Kowan is not surprised to see more DSPs go GroupM Connect’s route and focus on curating supply instead of fishing in the open exchanges.
“DSPs [are] starting to pivot and go the direction we have and build direct relationships with the publisher. They realized that these open exchanges are not what they are cracked up to be,” Kowan said.
Agencies can curate header bidding supply more manually, too, on a campaign-by-campaign basis. The independent agency PMG pays close attention to which publishers have header bidding integrations, because these setups improve reach.
When it assembles a media plan, PMG will consult with its DSP and target spend toward publishers running header bidding. “We are always trying to figure out a way to buy qualified, good inventory,” explained media operations director Cristina Freeman. Header bidding simplifies that process.
Plus, the company doesn’t have to deal with the hassle of setting up private marketplaces. That said, it’s receptive to publishers who reach out and want to establish a direct relationship if a PMG client is buying a lot of inventory through the header.
But not everyone likes the idea of buyers focusing on differentiated supply. ChoiceStream staffs a small publisher acquisition team to make sure it can access enough of quality publishers’ inventory programmatically. But it doesn’t like it.
“It’s disheartening, because it’s back to unautomated,” Bosco said. Establishing direct relationships with publishers creates “essentially an old-school ad network.” He prefers focusing on tech over supply. “Fundamentally, you can differentiate yourself on inventory or data. We picked the data front.”

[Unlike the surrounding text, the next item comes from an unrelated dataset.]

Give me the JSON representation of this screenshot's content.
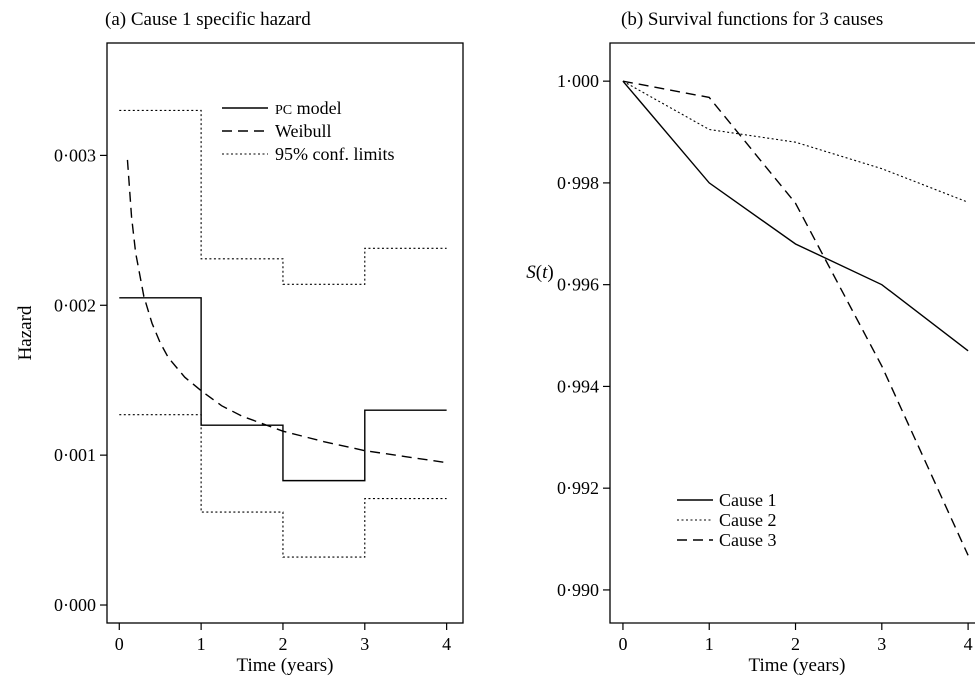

DSPs moving into the territory of SSPs worries Friedman. Although some could be lured by access to unique supply, publishers technologically need to limit total partnerships.
“I prefer a hard line between the buy side and the sell side,” Friedman said. “I would not want my DSP having a header tag and having that direct relationship with the publisher. That goes over the line for a lot of folks.”
Whatever the outcome, header bidding is ushering in a stage of transition for buyers and sellers as they figure out what to do as their access to each other improves, but via another imperfect method.